More teachers arrested in SDF raids on homes in Hasaka governorate

Feb 07, 2021

Syrian Democratic Forces (SDF) carried out raids on homes in Amouda city in the northern suburbs of Hasaka governorate on Saturday (February 6), arresting five teachers over their use of educational curricula which differed from that forcibly imposed by the SDF in the areas under the group’s control.

The Syrian Network for Human Rights reported that the arrested teachers were taken to an undisclosed location, with their phones being confiscated, preventing them from contacting their families. SNHR expressed concern that the teachers would be “subjected to torture and ultimately forcibly ‘disappeared’” like many others abducted by the group, adding that at least 3,398 Syrian citizens are still detained or forcibly disappeared in the SDF’s detention centres.

The latest SDF arrests of teachers over their departure from its educational curriculum, which is centered on support for the PKK, comes after SDF personnel violently arrested dozens of teachers and students in al Derbasiya city in Hasaka governorate on January 20 for their participation in protests against the SDF’s recent arrest of other teachers for the same reason; many of the other teachers and students were brutally beaten by SDF personnel breaking up the peaceful demonstration. All those detained were taken to an undisclosed location, with their families unable to contact them due to the SDF confiscating their phones.

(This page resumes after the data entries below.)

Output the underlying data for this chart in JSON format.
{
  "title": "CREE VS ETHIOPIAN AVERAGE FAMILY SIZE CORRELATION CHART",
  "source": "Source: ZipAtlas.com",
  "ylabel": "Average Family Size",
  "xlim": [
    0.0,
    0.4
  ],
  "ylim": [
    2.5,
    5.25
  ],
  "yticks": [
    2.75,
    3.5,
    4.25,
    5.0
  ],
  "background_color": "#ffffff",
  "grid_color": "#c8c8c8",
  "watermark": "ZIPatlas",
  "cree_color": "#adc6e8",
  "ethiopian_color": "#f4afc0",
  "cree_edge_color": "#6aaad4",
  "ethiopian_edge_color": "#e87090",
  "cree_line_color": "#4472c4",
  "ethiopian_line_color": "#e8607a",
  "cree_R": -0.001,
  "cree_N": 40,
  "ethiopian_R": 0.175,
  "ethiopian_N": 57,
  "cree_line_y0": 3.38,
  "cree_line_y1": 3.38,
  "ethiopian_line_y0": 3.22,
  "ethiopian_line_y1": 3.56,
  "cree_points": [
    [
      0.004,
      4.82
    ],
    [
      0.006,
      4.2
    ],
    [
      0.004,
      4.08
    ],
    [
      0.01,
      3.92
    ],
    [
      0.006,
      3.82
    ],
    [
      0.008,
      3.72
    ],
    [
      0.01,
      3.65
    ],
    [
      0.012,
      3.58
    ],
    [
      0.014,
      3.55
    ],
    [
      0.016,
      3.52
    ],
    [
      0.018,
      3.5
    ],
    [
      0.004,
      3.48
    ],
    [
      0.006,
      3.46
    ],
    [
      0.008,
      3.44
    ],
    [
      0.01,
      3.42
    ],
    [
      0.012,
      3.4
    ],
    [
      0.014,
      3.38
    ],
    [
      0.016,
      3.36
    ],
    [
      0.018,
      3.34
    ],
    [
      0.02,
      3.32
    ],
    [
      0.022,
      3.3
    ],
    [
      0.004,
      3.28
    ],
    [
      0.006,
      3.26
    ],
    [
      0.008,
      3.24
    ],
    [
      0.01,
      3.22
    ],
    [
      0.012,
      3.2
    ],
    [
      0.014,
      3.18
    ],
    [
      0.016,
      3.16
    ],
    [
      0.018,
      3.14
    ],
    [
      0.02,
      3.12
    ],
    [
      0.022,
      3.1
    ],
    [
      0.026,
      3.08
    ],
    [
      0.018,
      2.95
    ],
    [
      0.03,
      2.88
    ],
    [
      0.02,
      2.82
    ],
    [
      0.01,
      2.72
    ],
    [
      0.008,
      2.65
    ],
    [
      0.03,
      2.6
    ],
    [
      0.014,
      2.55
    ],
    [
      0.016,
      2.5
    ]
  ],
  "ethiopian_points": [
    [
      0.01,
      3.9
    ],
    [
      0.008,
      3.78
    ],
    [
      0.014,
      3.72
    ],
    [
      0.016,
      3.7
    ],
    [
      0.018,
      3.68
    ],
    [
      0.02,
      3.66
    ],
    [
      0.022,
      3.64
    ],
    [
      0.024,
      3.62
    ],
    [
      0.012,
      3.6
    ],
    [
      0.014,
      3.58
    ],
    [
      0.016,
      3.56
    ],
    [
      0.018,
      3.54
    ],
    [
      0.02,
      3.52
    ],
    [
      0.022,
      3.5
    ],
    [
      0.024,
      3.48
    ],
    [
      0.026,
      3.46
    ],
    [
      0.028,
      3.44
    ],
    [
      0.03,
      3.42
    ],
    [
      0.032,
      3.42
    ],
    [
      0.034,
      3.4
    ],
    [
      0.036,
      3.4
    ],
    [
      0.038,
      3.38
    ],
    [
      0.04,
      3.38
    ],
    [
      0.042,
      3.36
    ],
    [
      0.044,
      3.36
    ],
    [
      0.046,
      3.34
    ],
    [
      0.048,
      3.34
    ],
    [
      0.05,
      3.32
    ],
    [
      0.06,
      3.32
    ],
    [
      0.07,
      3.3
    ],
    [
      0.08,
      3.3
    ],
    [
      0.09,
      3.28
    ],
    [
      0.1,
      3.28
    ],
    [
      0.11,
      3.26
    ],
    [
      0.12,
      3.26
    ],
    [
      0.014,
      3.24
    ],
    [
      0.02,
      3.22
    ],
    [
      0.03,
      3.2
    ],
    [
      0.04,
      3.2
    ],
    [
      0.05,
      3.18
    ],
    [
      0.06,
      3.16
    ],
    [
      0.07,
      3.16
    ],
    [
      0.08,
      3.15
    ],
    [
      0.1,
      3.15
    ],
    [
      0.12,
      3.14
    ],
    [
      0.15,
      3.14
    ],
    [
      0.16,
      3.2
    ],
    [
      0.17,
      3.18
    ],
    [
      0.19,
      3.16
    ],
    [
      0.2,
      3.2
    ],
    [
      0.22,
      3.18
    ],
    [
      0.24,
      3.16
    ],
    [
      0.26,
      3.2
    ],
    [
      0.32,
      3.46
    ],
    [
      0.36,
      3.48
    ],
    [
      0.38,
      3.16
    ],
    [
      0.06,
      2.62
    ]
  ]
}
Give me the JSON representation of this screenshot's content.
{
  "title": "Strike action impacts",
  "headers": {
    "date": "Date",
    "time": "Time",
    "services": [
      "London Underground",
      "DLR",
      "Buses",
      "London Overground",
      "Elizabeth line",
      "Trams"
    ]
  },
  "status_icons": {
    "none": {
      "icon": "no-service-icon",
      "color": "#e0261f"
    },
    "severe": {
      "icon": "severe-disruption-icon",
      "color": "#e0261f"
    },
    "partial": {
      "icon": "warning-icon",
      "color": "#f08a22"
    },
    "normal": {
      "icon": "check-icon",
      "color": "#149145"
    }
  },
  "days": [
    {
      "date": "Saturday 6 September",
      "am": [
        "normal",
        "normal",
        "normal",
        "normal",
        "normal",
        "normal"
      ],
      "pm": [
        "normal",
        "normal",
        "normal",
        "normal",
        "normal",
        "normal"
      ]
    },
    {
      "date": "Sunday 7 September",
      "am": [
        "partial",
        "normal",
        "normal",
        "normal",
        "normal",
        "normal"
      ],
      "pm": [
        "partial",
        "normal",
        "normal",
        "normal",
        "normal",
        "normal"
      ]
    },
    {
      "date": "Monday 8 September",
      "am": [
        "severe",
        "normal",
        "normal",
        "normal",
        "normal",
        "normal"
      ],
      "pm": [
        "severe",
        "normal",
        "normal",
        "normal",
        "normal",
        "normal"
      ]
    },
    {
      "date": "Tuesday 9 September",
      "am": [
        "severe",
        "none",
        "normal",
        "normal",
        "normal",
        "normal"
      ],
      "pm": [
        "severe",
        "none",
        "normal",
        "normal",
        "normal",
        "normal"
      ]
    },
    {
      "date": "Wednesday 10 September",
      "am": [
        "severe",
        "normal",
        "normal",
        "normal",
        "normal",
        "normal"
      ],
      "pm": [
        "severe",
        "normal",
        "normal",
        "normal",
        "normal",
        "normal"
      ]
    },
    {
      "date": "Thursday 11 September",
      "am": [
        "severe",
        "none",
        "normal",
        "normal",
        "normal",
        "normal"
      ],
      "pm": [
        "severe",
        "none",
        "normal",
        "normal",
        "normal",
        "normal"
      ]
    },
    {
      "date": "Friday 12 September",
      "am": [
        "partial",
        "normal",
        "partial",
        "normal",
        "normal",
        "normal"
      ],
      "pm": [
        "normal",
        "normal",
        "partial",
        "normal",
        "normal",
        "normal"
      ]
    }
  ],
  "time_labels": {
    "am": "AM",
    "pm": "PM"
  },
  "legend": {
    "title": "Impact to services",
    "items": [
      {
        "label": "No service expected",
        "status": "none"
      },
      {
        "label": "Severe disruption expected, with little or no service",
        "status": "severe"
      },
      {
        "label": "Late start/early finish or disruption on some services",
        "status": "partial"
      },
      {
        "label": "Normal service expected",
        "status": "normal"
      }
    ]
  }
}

Saturday’s arrests also came two days after SDF personnel arrested another Syrian media activist, identified as Ali Saleh Al Wakaa from Abu Hamam city in eastern Deir Ez-Zour governorate. Al Wakka was detained for unknown reasons while he was reporting on a visit by a delegation of officials from the International Coalition to Hajin Hospital in the eastern suburbs of Deir Ezzor governorate, where the officials were inspecting the SDF’s rehabilitation operations in the hospital.
The SDF has also arrested a number of journalists and media activists, as well as members of other Kurdish parties, over their condemnation of SDF policies. As with the teachers, students and other civilians detained by the group, human rights groups and activists have expressed grave concerns for these detainees’ wellbeing, fearing that they may be subject to torture and ‘disappeared’.

The predominantly Kurdish SDF, the military wing of the PYD (Democratic Union Party or, in Kurdish, Partiya Yekîtiya Demokrat), was originally known as the YPG, but underwent ‘rebranding’ in 2017 at the suggestion of U.S. Army General Raymond Thomas, then the head of Special Operations Command. in an effort to distance it from the PKK (Kurdistan Workers Party), which is classified as a terrorist organization by Turkey and the international community. The PYD was established as a Syrian branch of the PKK in 2003, with both organizations still closely affiliated through the Kurdistan Communities Union (KCK).
Interviewed in 2017, General Thomas recalled, “We literally played back to them: ‘You have got to change your brand. What do you want to call yourselves besides the YPG?’ With about a day’s notice they declared that they are the Syrian Democratic Forces,” adding, “I thought it was a stroke of brilliance to put democracy in there somewhere. But it gave them a little bit of credibility.”

Whilst US officials have expressed no support for the SDF’s repression and targeting of dissidents, neither have they condemned these activities, with many of the raids on homes reportedly carried out with support from US forces, including from USAF helicopter gunships.